Re: Jackie O! I love the Kennedys and have nearly every book about them. It’s a sad obsession. Jackie really was quite the little saucy, devious minx. Her signature sunglasses always freaked me out too! I can’t recall if I have or even read Nemesis. I think I saw it and never bought it. I’ll have to get it now. Truth be told, nearly all the Kennedys were/are kinda trashy save for JFK, Jr. (He was also the only Kennedy of the “new” generation who wasn’t a bowser!). RFK’s kids are some real hot messes! Not even in the good, gossipy way. They’re just mess-y!

How strange is it that Shirley Jones outlived not only Jack but also David? Oh, and remember when she revealed in her book that Jack was bisexual? Spicy old school tea!

Michelle Phillips is another hot mess, but I like her. She really meant it when, after the band fired her, that she would bury them all.

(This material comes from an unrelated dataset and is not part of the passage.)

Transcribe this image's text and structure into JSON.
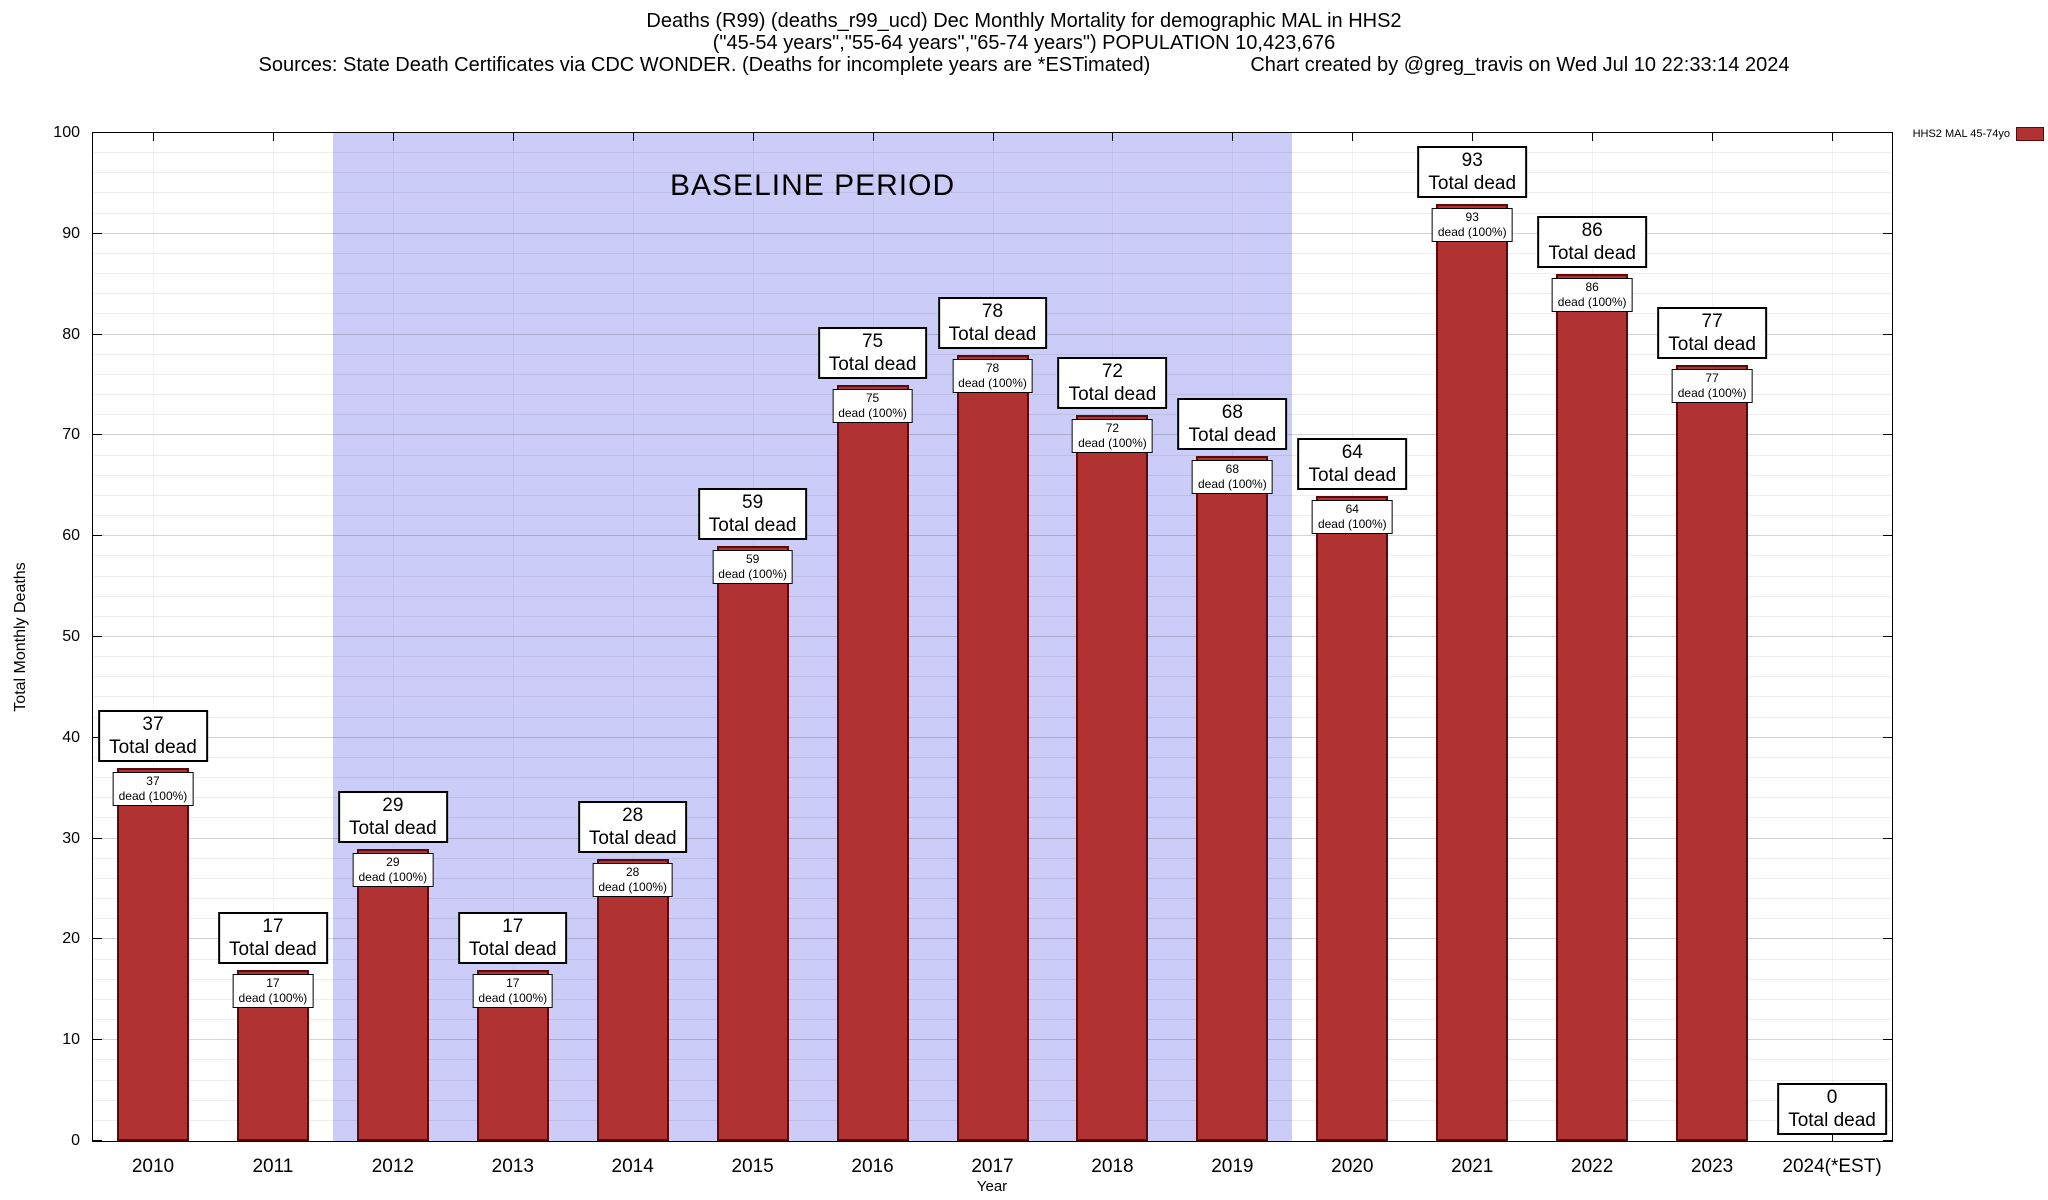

Lance Rentzel & Joey Heatherton. I LOVE Joey! She also became a hot mess which is extra unfortunate as she’s a terrific dancer and singer. I have her album - got for it $1! - and it’s really good. Her acting is meh. I think the Rentzel scandal and divorce threw her for a loop from which she never really recovered. Anyone else remember when she posed for Playboy years ago and was doing the rounds? She was loopy and goofy and just so cringey. Lance just disappeared off the face of the Earth.

Thanks for including bonus pics of hunky Gardener McKay. Hubba hubba! I especially like the sailing pic. The inset picture of him grasping something look rather...suggestive. Or I’m just a dirty old lady.

Take care, Poseidon!

Poseidon3 said...

Never too late, Andrea! I'm always alerted to comments, even if the post is eight or more years old...! I'm so glad you liked this. I know that old mags like this had photos which had been airbrushed somewhat, but if you haven't you ought to see just how much they photoshop today's magazine pics! It's truly ridiculous..... With Ali MacGraw, I had to deal with her on "Dynasty" which was just agony and then "The Winds of War" in which she was criminally wrong and bad... but I also read her book and liked it and somehow when she cut her hair I grew to like her better (maybe that just coincided with a change in her general outlook and being?) Anyway, I'm pretty much in line with you! Again, with The Kennedys I'm pretty much in agreement! But my God, they've made for some intriguing reading and watching over the years. I can't forget the William Kennedy Smith televised rape trial. LORD! Even though Lance was out and about after his scandal, you're right... I couldn't find any sort of recent photo of him. Down the rabbit hole! And don't be silly about the "dirty old lady" thing...! Of course I used that very photo for the reason you state! LOL Thanks!!